Nach einer Beerdigung traf ich eine Frau, die ich lange nicht gesehen hatte. Sie fragte nach, ob eine Erfahrung, die sie in einer christlichen Zeitschrift gelesen habe, von mir stamme? Nachdem ich bejahte, bat sie mich, die Erfahrung kurz zu umreißen.  Ich war in den Religionskurs eines Gymnasiums eingeladen worden und hatte über das Thema Kirche sprechen sollen. Wir trugen zusammen, was uns zum Thema Kirche einfiel. Ich ermunterte die Jugendlichen, auch die negativen Aspekte nicht unter den Teppich zu kehren. Dann entdeckten wir gemeinsam, dass all diese Aspekte nicht der Kern der Kirche waren. Plötzlich fragte ein Mädchen: „Wir haben schon so viele langweilige Diskussionen geführt und heute ist das ganz anders. Woran liegt das?“ Ich bat ihr meine Deutung an: „Spürst du, wie engagiert wir zusammen sind und wie wir bemüht sind, ehrlich und nicht verletzend im Gespräch zu sein? Irgendwie ist das doch eine Form der Liebe. Und Liebe ist der Name Gottes.

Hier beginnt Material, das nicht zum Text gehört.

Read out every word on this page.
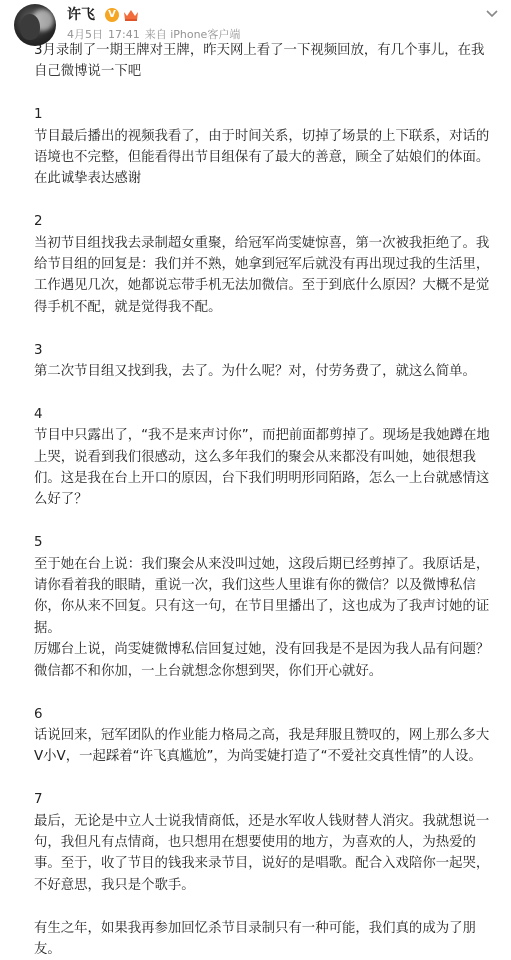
许飞	V
4月5日 17:41 来自 iPhone客户端

3月录制了一期王牌对王牌，昨天网上看了一下视频回放，有几个事儿，在我自己微博说一下吧

1

节目最后播出的视频我看了，由于时间关系，切掉了场景的上下联系，对话的语境也不完整，但能看得出节目组保有了最大的善意，顾全了姑娘们的体面。在此诚挚表达感谢

2

当初节目组找我去录制超女重聚，给冠军尚雯婕惊喜，第一次被我拒绝了。我给节目组的回复是：我们并不熟，她拿到冠军后就没有再出现过我的生活里，工作遇见几次，她都说忘带手机无法加微信。至于到底什么原因？大概不是觉得手机不配，就是觉得我不配。

3

第二次节目组又找到我，去了。为什么呢？对，付劳务费了，就这么简单。

4

节目中只露出了，“我不是来声讨你”，而把前面都剪掉了。现场是我她蹲在地上哭，说看到我们很感动，这么多年我们的聚会从来都没有叫她，她很想我们。这是我在台上开口的原因，台下我们明明形同陌路，怎么一上台就感情这么好了？

5

至于她在台上说：我们聚会从来没叫过她，这段后期已经剪掉了。我原话是，请你看着我的眼睛，重说一次，我们这些人里谁有你的微信？以及微博私信你，你从来不回复。只有这一句，在节目里播出了，这也成为了我声讨她的证据。

厉娜台上说，尚雯婕微博私信回复过她，没有回我是不是因为我人品有问题？微信都不和你加，一上台就想念你想到哭，你们开心就好。

6

话说回来，冠军团队的作业能力格局之高，我是拜服且赞叹的，网上那么多大V小V，一起踩着“许飞真尴尬”，为尚雯婕打造了“不爱社交真性情”的人设。

7

最后，无论是中立人士说我情商低，还是水军收人钱财替人消灾。我就想说一句，我但凡有点情商，也只想用在想要使用的地方，为喜欢的人，为热爱的事。至于，收了节目的钱我来录节目，说好的是唱歌。配合入戏陪你一起哭，不好意思，我只是个歌手。

有生之年，如果我再参加回忆杀节目录制只有一种可能，我们真的成为了朋友。
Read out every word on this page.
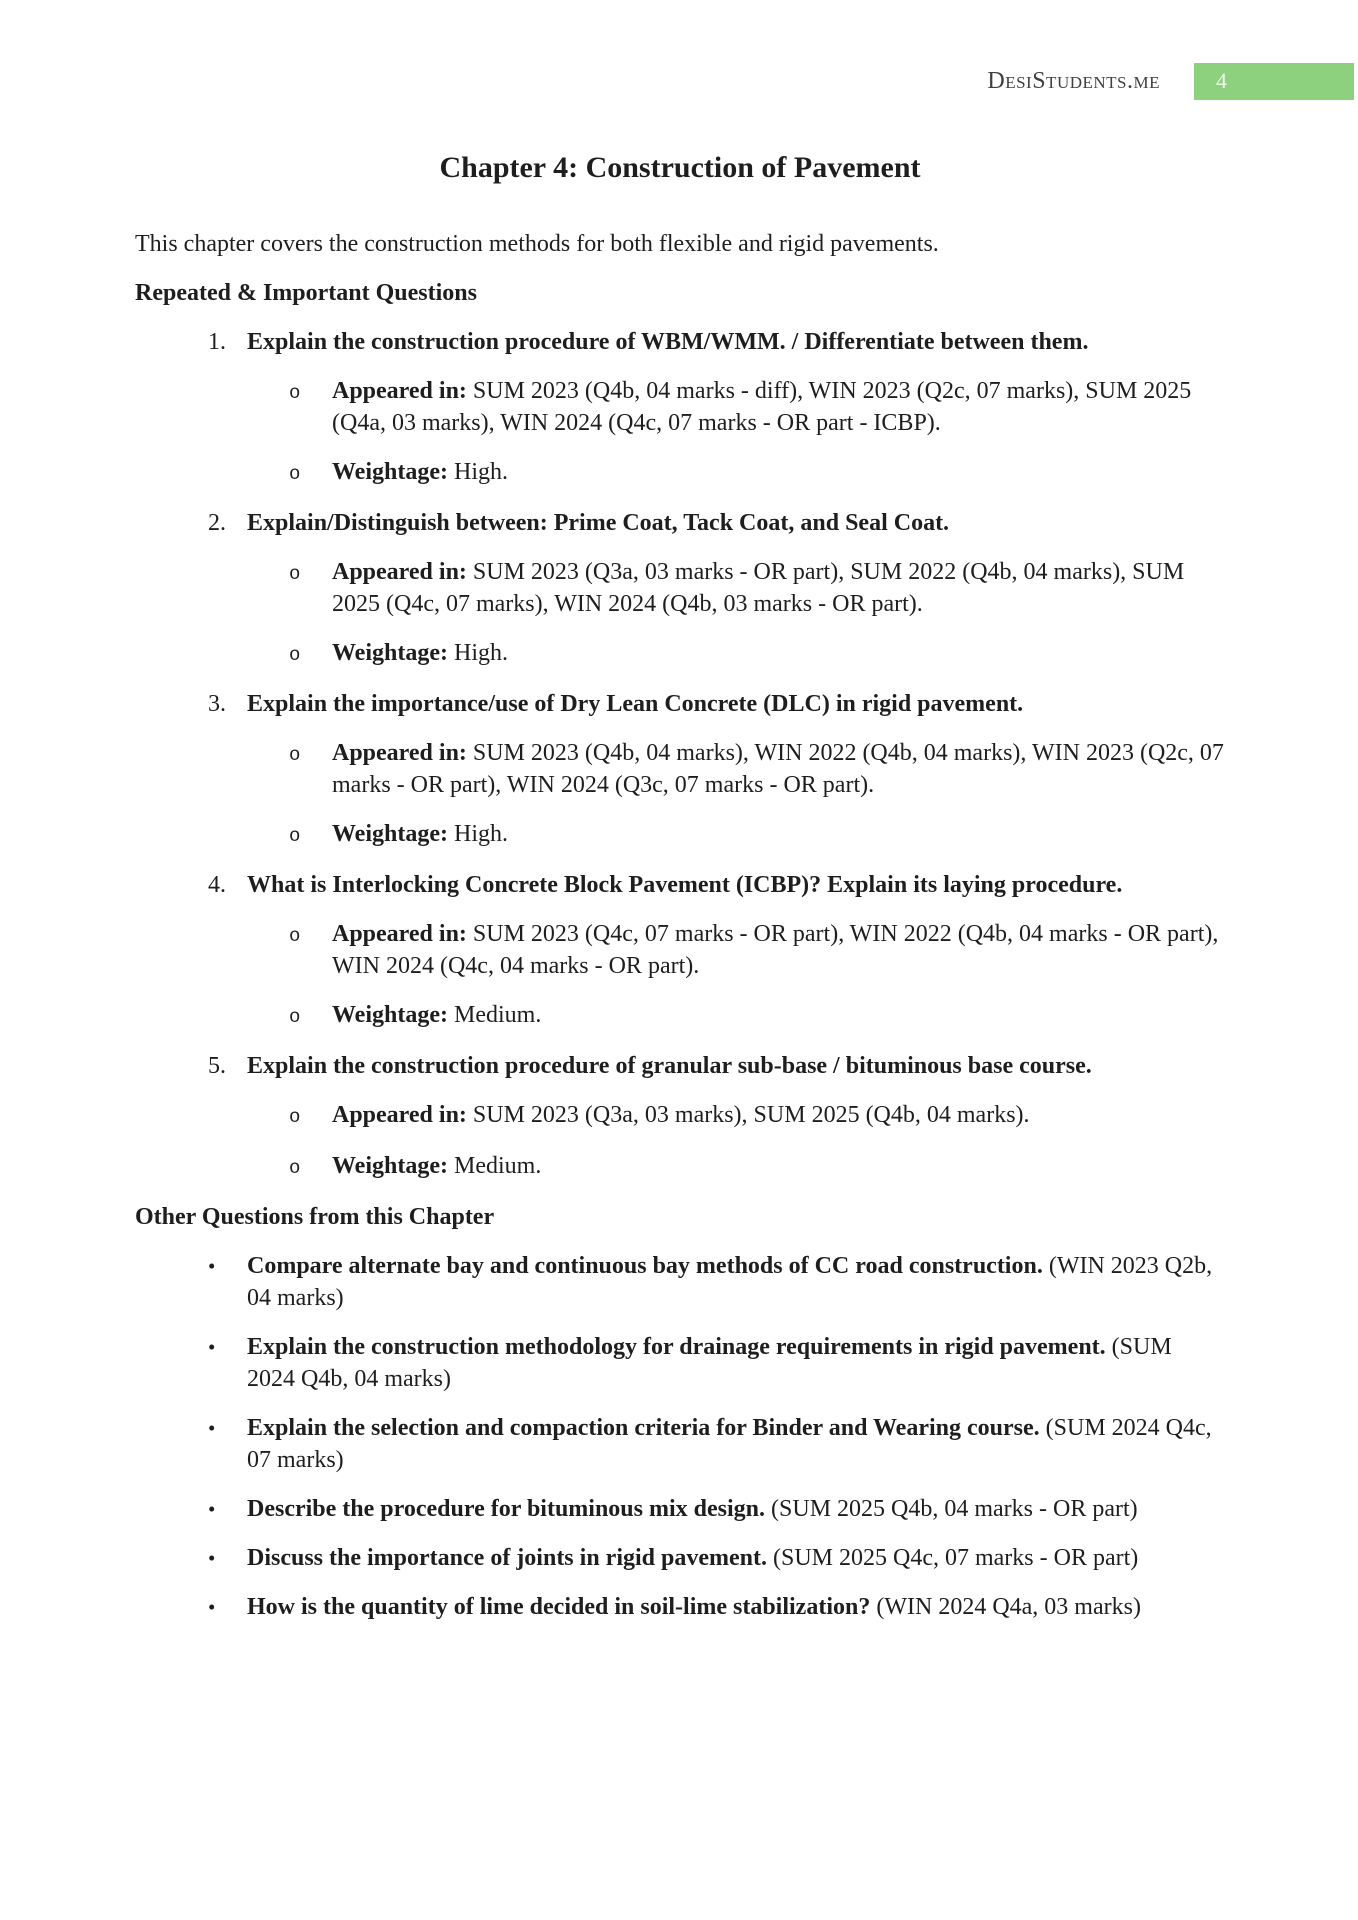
DesiStudents.me	4
Chapter 4: Construction of Pavement
This chapter covers the construction methods for both flexible and rigid pavements.
Repeated & Important Questions
1. Explain the construction procedure of WBM/WMM. / Differentiate between them.
o	Appeared in: SUM 2023 (Q4b, 04 marks - diff), WIN 2023 (Q2c, 07 marks), SUM 2025 (Q4a, 03 marks), WIN 2024 (Q4c, 07 marks - OR part - ICBP).
o	Weightage: High.
2. Explain/Distinguish between: Prime Coat, Tack Coat, and Seal Coat.
o	Appeared in: SUM 2023 (Q3a, 03 marks - OR part), SUM 2022 (Q4b, 04 marks), SUM 2025 (Q4c, 07 marks), WIN 2024 (Q4b, 03 marks - OR part).
o	Weightage: High.
3. Explain the importance/use of Dry Lean Concrete (DLC) in rigid pavement.
o	Appeared in: SUM 2023 (Q4b, 04 marks), WIN 2022 (Q4b, 04 marks), WIN 2023 (Q2c, 07 marks - OR part), WIN 2024 (Q3c, 07 marks - OR part).
o	Weightage: High.
4. What is Interlocking Concrete Block Pavement (ICBP)? Explain its laying procedure.
o	Appeared in: SUM 2023 (Q4c, 07 marks - OR part), WIN 2022 (Q4b, 04 marks - OR part), WIN 2024 (Q4c, 04 marks - OR part).
o	Weightage: Medium.
5. Explain the construction procedure of granular sub-base / bituminous base course.
o	Appeared in: SUM 2023 (Q3a, 03 marks), SUM 2025 (Q4b, 04 marks).
o	Weightage: Medium.
Other Questions from this Chapter
•	Compare alternate bay and continuous bay methods of CC road construction. (WIN 2023 Q2b, 04 marks)
•	Explain the construction methodology for drainage requirements in rigid pavement. (SUM 2024 Q4b, 04 marks)
•	Explain the selection and compaction criteria for Binder and Wearing course. (SUM 2024 Q4c, 07 marks)
•	Describe the procedure for bituminous mix design. (SUM 2025 Q4b, 04 marks - OR part)
•	Discuss the importance of joints in rigid pavement. (SUM 2025 Q4c, 07 marks - OR part)
•	How is the quantity of lime decided in soil-lime stabilization? (WIN 2024 Q4a, 03 marks)
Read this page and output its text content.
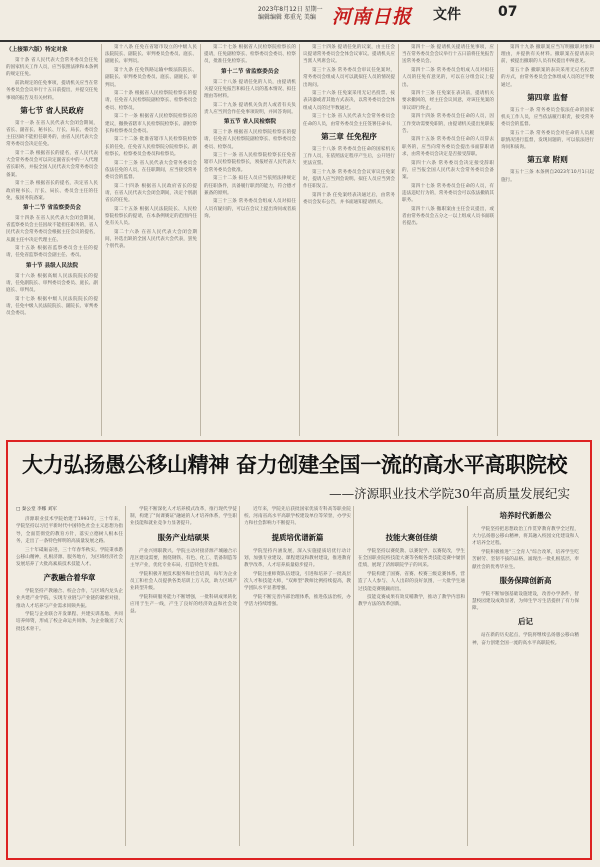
2023年8月12日 星期一 编辑编辑 郑重光 美编 河南日报 文件	07
（上接第六版）特定对象

第十条 省人民代表大会常务委员会任免的国家机关工作人员，应当依照法律和本条例的规定任免。

前款规定的任免事项，提请机关应当在常务委员会会议举行十五日前提出，并提交任免事项的报告及有关材料。

第七节 省人民政府

第十一条 在省人民代表大会闭会期间，省长、副省长、秘书长、厅长、局长、委员会主任因故不能担任职务的，由省人民代表大会常务委员会决定任免。

第十二条 根据省长的提名，省人民代表大会常务委员会可以决定副省长中的一人代理省长职务，并报全国人民代表大会常务委员会备案。

第十三条 根据省长的提名，决定省人民政府秘书长、厅长、局长、委员会主任的任免，报国务院备案。

第十二节 省监察委员会

第十四条 在省人民代表大会闭会期间，省监察委员会主任因故不能担任职务的，省人民代表大会常务委员会根据主任会议的提名，从副主任中决定代理主任。

第十五条 根据省监察委员会主任的提请，任免省监察委员会副主任、委员。

第十节 县级人民法院

第十六条 根据高级人民法院院长的提请，任免副院长、审判委员会委员、庭长、副庭长、审判员。

第十七条 根据中级人民法院院长的提请，任免中级人民法院院长、副院长、审判委员会委员。

第十八条 任免在省辖市设立的中级人民法院院长、副院长、审判委员会委员、庭长、副庭长、审判员。

第十九条 任免铁路运输中级法院院长、副院长、审判委员会委员、庭长、副庭长、审判员。

第二十条 根据省人民检察院检察长的提请，任免省人民检察院副检察长、检察委员会委员、检察员。

第二十一条 根据省人民检察院检察长的建议，撤换省辖市人民检察院检察长、副检察长和检察委员会委员。

第二十二条 批准省辖市人民检察院检察长的任免，任免省人民检察院分院检察长、副检察长、检察委员会委员和检察员。

第二十三条 省人民代表大会常务委员会依法任免的人员，在任职期间，应当接受常务委员会的监督。

第二十四条 根据省人民政府省长的提请，在省人民代表大会闭会期间，决定个别副省长的任免。

第二十五条 根据人民法院院长、人民检察院检察长的提请，在本条例规定的范围内任免有关人员。

第二十六条 在省人民代表大会闭会期间，补选出缺的全国人民代表大会代表，罢免个别代表。

第二十七条 根据省人民检察院检察长的提请，任免副检察长、检察委员会委员、检察员，批准任免检察长。

第十二节 省监察委员会

第二十八条 提请任免的人员，由提请机关提交任免报告和拟任人员的基本情况、拟任理由等材料。

第二十九条 提请机关负责人或者有关负责人应当到会作任免事项说明，并回答询问。

第五节 省人民检察院

第三十条 根据省人民检察院检察长的提请，任免省人民检察院副检察长、检察委员会委员、检察员。

第三十一条 省人民检察院检察长任免省辖市人民检察院检察长，须报经省人民代表大会常务委员会批准。

第三十二条 拟任人员应当依照法律规定的任职条件，具备履行职责的能力，符合德才兼备的原则。

第三十三条 常务委员会组成人员对拟任人员有疑问的，可以在会议上提出询问或者质询。

第三十四条 提请任免的议案，由主任会议提请常务委员会全体会议审议。提请机关应当派人列席会议。

第三十五条 常务委员会审议任免案时，常务委员会组成人员可以就拟任人员的情况提出询问。

第三十六条 任免案采用无记名投票、按表决器或者其他方式表决，以常务委员会全体组成人员的过半数通过。

第三十七条 省人民代表大会常务委员会任命的人员，由常务委员会主任签署任命书。

第三章 任免程序

第三十八条 常务委员会任命的国家机关工作人员，在依照法定程序产生后，公开进行宪法宣誓。

第三十九条 常务委员会会议审议任免案时，提请人应当到会说明。拟任人员应当到会作任职发言。

第四十条 任免案经表决通过后，由常务委员会发布公告，并书面通知提请机关。

第四十一条 提请机关提请任免事项，应当在常务委员会会议举行十五日前将任免报告送常务委员会。

第四十二条 常务委员会组成人员对拟任人员的任免有意见的，可以在分组会议上提出。

第四十三条 任免案在表决前，提请机关要求撤回的，经主任会议同意，对该任免案的审议即行终止。

第四十四条 常务委员会任命的人员，因工作变动需要免职的，由提请机关提出免职报告。

第四十五条 常务委员会任命的人员辞去职务的，应当向常务委员会提出书面辞职请求，由常务委员会决定是否接受辞职。

第四十六条 常务委员会决定接受辞职的，应当报全国人民代表大会常务委员会备案。

第四十七条 常务委员会任命的人员，有违法违纪行为的，常务委员会可以依法撤销其职务。

第四十八条 撤职案由主任会议提出，或者由常务委员会五分之一以上组成人员书面联名提出。

第四十九条 撤职案应当写明撤职对象和理由，并提供有关材料。撤职案在提请表决前，被提出撤职的人员有权提出申辩意见。

第五十条 撤职案的表决采用无记名投票的方式，由常务委员会全体组成人员的过半数通过。

第四章 监督

第五十一条 常务委员会依法任命的国家机关工作人员，应当依法履行职责，接受常务委员会的监督。

第五十二条 常务委员会对任命的人员履职情况进行监督，发现问题的，可以依法进行询问和质询。

第五章 附则

第五十三条 本条例自2023年10月1日起施行。

大力弘扬愚公移山精神 奋力创建全国一流的高水平高职院校
——济源职业技术学院30年高质量发展纪实
□ 秦公堂 李娜 刘军

济源职业技术学院始建于1993年，三十年来，学院坚持以习近平新时代中国特色社会主义思想为指导，全面贯彻党的教育方针，落实立德树人根本任务，走出了一条特色鲜明的高质量发展之路。

三十年砥砺奋进，三十年春华秋实。学院秉承愚公移山精神，扎根济源、服务地方，为区域经济社会发展培养了大批高素质技术技能人才。

产教融合着华章

学院坚持产教融合、校企合作，与区域内龙头企业共建产业学院，实现专业链与产业链的紧密对接，推动人才培养与产业需求同频共振。

学院与企业联合开发课程、共建实训基地、共同培养师资，形成了校企命运共同体，为企业输送了大批技术骨干。

学院不断深化人才培养模式改革，推行现代学徒制，构建了"岗课赛证"融通的人才培养体系，学生职业技能和就业竞争力显著提升。

服务产业结硕果

产业兴则职教兴。学院主动对接济源产城融合示范区建设需要，围绕钢铁、有色、化工、装备制造等主导产业，优化专业布局，打造特色专业群。

学院积极开展技术服务和社会培训，每年为企业员工和社会人员提供各类培训上万人次，助力区域产业转型升级。

学院科研服务能力不断增强，一批科研成果转化应用于生产一线，产生了良好的经济效益和社会效益。

近年来，学院先后获批国家优质专科高等职业院校、河南省高水平高职学校建设单位等荣誉，办学实力和社会影响力不断提升。

提质培优谱新篇

学院坚持内涵发展，深入实施提质培优行动计划，加强专业建设、课程建设和教材建设，推进教育教学改革，人才培养质量稳步提升。

学院注重师资队伍建设，引进和培养了一批高层次人才和技能大师，"双师型"教师比例持续提高，教学团队水平显著增强。

学院不断完善内部治理体系，推进依法治校，办学活力持续增强。

技能大赛创佳绩

学院坚持以赛促教、以赛促学、以赛促改，学生在全国职业院校技能大赛等各级各类技能竞赛中屡创佳绩，展现了济源职院学子的风采。

学院构建了国赛、省赛、校赛三级竞赛体系，营造了人人参与、人人出彩的良好氛围，一大批学生通过技能竞赛脱颖而出。

技能竞赛成果有效反哺教学，推动了教学内容和教学方法的改革创新。

培养时代新愚公

学院坚持把思想政治工作贯穿教育教学全过程，大力弘扬愚公移山精神，将其融入校园文化建设和人才培养全过程。

学院积极推进"三全育人"综合改革，培养学生吃苦耐劳、坚韧不拔的品格，涌现出一批扎根基层、奉献社会的优秀毕业生。

服务保障创新高

学院不断加强基础设施建设，改善办学条件，智慧校园建设成效显著，为师生学习生活提供了有力保障。

后记

站在新的历史起点，学院将继续弘扬愚公移山精神，奋力创建全国一流的高水平高职院校。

Und er hat uns versprochen, bei uns zu sein, wenn wir in seinem Namen, also in Liebe, vereint sind. Also: Er ist da – unter uns – ganz lebendig und das erfüllt auch dein Herz so sehr!“ – „Ja“, sagte meine Zuhörerin, „das stand in der Erfahrung, Kirche will immer mehr Ereignis des lebendigen Gottes werden, das hat mich seither begleitet!“

Am Ende eines Gottesdienstes kam eine afrikanische Mutter mit ihren drei Kindern. Die Älteste war gerade 6 Jahre alt geworden und hatte den Wunsch, dass ich sie noch segnete. So kniete ich mich vor das Kind, um mit ihm zu sprechen und die Kleine zu segnen. Zur gleichen Zeit kam ein mir unbekannter älterer Mann, der ein wenig verwahrlost ausschaute.  Er sah, wie ich das Kind segnete und sagte dann laut: „Jetzt bin ich aber ganz gerührt und fange gleich an zu weinen!“ Dann ging die afrikanische Familie. Ich hätte sofort zu einem Anschluss Termin auf die Autobahn gemusst. Doch ich entschied, dem älteren Mann noch zuzuhören. Er erzählte mir von seiner Geschichte und war ganz verwundert, dass er in einer katholischen Kirche gelandet war. Als ich ihn nach einer Viertelstunde verstehen ließ, dass ich mich nun verabschieden musste, schaute er mich lange an und sagte: „Sie haben mir ein großes Geschenk gemacht, mir so lange zugehört zu haben. Ich fühle mich sehr geehrt. Danke!“

Einem inneren Impuls folgend, rief ich eine ältere Ordensfrau an. In dem Haus, in dem sie lebte, kümmerten sich sehr engagierte indische Schwestern um die alt gewordenen deutschen Schwestern. Sofort begann meine Gesprächspartnerin von einer der indischen Schwestern zu erzählen, die ihr die große Not einer befreundeten Familie anvertraut hatte. Die christliche Familie war wegen der Arbeit des Mannes in ein stark muslimisch geprägtes Land gezogen. Der Familienvater war der einzige Christ in seinem Unternehmen. Er war aufgrund seines Könnens sehr beliebt und geschätzt. Dennoch wurde ihm nach geraumer Zeit gekündigt, um die Stelle einem muslimischen Mitarbeiter anzubieten. Die Familie stand plötzlich mittellos auf der Straße. Von einem deutschen Familienvater, der mit seiner Familie ebenfalls in große Not geraten war und den ich begleiten durfte, hatte ich ein wenig Geld für Notleidende bekommen. Jetzt wusste ich, für wen ich dieses Geld bekommen hatte. Beim nächsten Anruf weinte die indische Schwester vor Freude am Telefon.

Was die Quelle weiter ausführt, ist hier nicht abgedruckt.